Official course description, subject to change:
Preliminary info last published 17/05-21

Machine Learning

Course info
Language:
English
ECTS points:
15
Course code:
BSMALEA1KU
Participants max:
97
Offered to guest students:
yes
Offered to exchange students:
yes
Offered as a single subject:
yes
Price (single subject):
21250 DKK (incl. vat)
Programme
Level:
Bachelor
Programme:
BSc in Data Science
Staff
Course semester
Semester
Efterår 2022
Start
29 August 2022
End
30 December 2022
Exam
Exam type
ordinær
Internal/External
ekstern censur
Grade Scale
7-trinsskala
Exam Language
GB
Abstract
This course gives a fundamental introduction to machine learning (ML) with an emphasis on statistical aspects. In the course, we focus on both the theoretical foundation for ML and the application of ML methods.
Description

The course enables students to analyse machine learning algorithms, implement abstractly specified machine learning methods in an imperative programming language, modify machine learning methods to analyse practical datasets, and convey the results.

The course gives an overview of fundamental concepts and reasoning behind machine learning methods, based especially on a probabilistic and decision-theoretic framework.
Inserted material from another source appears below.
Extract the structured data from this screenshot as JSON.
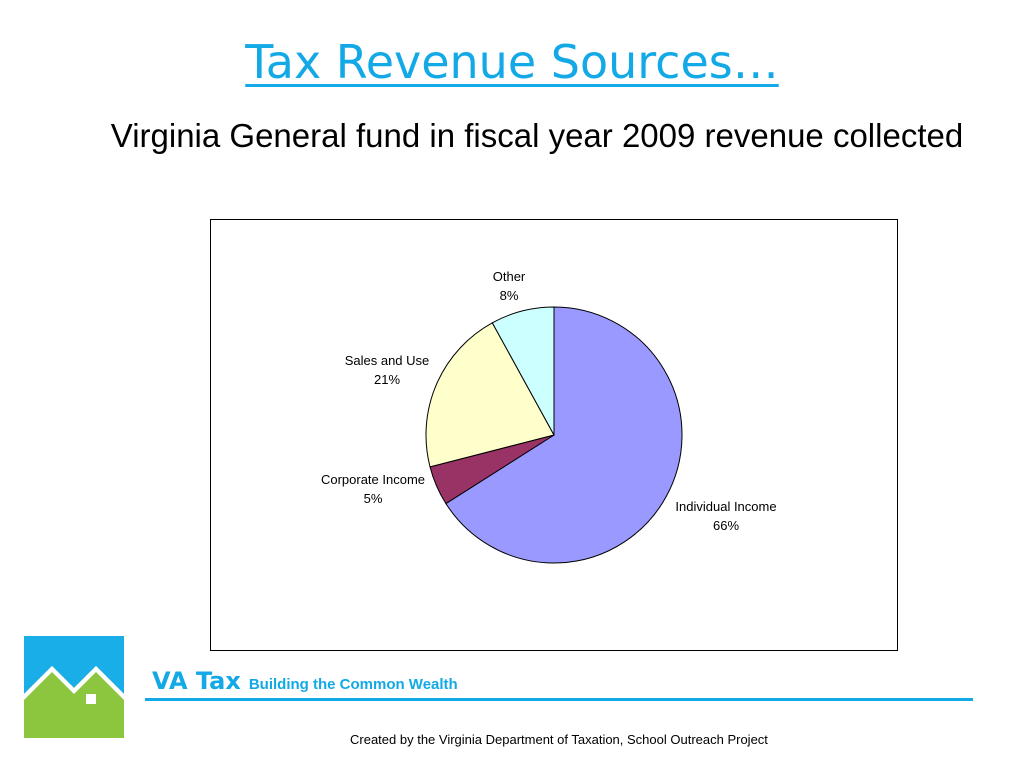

Further, we discuss a broad range of classical machine learning methods such as 

  • Linear models for regression and classification
  • Neural networks
  • Kernel methods
  • Mixture Models and EM
  • Ensemble methods
  • Decision trees
Formal prerequisites

The course is mandatory for third semester in the BSc in Data Science and assumes students to have followed the courses Applied Statistics and Linear Algebra and Optimisation, or something equivalent.
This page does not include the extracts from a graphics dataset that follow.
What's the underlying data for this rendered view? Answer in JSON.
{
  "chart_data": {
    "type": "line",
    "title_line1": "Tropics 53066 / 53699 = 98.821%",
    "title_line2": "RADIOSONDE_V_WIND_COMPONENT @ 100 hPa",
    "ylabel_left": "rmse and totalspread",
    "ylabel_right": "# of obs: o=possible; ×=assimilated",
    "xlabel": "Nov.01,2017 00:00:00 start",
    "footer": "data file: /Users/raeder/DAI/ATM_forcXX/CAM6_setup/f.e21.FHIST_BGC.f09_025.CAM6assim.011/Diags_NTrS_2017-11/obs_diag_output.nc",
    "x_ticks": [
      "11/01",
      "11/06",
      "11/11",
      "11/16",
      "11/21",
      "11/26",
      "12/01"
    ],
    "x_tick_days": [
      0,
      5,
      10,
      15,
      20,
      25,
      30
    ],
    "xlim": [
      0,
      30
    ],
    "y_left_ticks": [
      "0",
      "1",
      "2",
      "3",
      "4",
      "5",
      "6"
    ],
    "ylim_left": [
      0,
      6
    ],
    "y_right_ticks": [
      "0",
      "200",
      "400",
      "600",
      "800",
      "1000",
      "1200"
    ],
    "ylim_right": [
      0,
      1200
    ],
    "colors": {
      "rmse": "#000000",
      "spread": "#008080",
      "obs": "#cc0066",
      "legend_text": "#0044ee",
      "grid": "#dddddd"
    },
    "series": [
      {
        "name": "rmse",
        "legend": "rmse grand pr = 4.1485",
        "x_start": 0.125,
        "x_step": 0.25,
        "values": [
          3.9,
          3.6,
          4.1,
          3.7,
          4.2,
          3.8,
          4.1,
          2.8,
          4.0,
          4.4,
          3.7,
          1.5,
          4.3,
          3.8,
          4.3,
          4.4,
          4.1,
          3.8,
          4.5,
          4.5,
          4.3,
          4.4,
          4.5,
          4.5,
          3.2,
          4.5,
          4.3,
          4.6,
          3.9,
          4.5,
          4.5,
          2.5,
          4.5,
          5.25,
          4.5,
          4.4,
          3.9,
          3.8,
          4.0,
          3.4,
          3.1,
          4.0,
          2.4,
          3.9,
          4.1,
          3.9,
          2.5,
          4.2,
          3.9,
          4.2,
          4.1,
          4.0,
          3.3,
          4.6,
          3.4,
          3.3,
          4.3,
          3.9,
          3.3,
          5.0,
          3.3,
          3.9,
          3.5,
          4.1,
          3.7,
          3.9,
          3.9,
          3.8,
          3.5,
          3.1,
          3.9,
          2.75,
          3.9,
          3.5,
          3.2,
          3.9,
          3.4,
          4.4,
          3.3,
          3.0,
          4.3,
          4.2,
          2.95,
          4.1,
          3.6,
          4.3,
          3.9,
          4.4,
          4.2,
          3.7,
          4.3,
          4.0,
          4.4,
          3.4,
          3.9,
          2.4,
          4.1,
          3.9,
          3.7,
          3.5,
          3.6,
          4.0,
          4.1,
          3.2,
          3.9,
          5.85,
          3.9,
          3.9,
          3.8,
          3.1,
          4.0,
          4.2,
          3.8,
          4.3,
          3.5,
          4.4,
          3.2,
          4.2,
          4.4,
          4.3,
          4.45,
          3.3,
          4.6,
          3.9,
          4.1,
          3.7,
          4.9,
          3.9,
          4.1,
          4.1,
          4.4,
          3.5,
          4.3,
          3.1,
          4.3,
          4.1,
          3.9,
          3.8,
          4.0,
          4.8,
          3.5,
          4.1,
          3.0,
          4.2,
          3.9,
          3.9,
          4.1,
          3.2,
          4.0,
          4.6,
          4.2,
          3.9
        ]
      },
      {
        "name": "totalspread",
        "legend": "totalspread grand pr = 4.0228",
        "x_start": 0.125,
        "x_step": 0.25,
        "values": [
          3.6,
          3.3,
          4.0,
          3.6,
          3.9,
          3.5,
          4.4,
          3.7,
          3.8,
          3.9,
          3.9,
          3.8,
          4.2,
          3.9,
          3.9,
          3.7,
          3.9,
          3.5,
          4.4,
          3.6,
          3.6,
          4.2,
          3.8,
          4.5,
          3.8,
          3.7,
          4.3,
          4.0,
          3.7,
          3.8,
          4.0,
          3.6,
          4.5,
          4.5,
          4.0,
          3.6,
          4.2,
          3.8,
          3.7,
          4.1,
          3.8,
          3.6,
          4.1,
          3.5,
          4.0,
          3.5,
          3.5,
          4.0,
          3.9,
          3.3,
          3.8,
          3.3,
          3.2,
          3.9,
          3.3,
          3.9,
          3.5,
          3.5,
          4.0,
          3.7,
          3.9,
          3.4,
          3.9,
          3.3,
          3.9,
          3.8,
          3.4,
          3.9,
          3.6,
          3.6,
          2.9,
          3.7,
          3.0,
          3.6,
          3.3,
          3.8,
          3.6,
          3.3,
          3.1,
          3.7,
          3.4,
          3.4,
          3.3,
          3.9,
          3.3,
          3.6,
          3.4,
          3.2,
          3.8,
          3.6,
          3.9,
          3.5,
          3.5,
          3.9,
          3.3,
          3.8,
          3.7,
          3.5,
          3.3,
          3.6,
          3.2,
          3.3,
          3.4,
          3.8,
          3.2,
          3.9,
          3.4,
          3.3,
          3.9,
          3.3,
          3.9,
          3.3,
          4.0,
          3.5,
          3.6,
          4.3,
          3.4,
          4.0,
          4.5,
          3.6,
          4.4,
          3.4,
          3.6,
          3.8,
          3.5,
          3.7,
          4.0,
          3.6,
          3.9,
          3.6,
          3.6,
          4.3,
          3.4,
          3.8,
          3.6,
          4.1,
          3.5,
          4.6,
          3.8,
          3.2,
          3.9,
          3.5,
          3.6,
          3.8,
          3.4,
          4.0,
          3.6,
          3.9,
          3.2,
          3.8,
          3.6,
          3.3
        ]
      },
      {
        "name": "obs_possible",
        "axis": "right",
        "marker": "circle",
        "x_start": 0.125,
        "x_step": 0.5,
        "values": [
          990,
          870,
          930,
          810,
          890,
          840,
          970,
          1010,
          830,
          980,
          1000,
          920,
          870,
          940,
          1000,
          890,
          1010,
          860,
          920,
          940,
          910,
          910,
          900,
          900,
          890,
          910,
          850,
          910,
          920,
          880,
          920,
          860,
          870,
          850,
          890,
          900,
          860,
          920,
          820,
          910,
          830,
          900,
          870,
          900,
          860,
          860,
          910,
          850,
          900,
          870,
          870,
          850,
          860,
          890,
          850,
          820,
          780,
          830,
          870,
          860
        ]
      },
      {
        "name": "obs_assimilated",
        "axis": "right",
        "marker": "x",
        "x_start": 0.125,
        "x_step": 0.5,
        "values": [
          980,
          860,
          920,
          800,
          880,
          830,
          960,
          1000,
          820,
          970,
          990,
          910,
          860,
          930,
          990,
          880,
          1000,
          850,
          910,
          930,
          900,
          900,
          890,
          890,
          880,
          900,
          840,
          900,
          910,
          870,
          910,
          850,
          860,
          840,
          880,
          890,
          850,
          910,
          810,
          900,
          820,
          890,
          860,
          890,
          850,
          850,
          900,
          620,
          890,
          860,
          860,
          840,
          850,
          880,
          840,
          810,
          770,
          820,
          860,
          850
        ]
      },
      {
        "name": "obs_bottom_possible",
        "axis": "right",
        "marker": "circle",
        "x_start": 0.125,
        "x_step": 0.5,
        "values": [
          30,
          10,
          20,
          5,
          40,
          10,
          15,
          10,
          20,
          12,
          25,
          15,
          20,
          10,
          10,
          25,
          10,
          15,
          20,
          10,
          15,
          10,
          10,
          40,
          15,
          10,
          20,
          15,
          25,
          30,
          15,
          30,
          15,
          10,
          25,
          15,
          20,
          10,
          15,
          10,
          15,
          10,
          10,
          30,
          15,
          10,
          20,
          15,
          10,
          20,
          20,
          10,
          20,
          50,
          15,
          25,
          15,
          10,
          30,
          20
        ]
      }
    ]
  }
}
Some prior experience with Python will also be assumed.

Intended learning outcomes

After the course, the student should be able to:

  • Discuss, clearly explain, and reflect upon central machine learning concepts and algorithms.
  • Choose among and make use of the most important machine learning approaches in order to apply (match) them to practical problems.
  • Implement abstractly specified machine learning methods in an imperative programming language.
  • Combine and modify machine learning methods to analyse practical dataset and convey the results.
Ordinary exam
Exam type:
D: Submission of written work with following oral, External (7-point scale)
Exam variation:
D2G: Submission for groups with following oral exam supplemented by the submission. Shared responsibility for the report.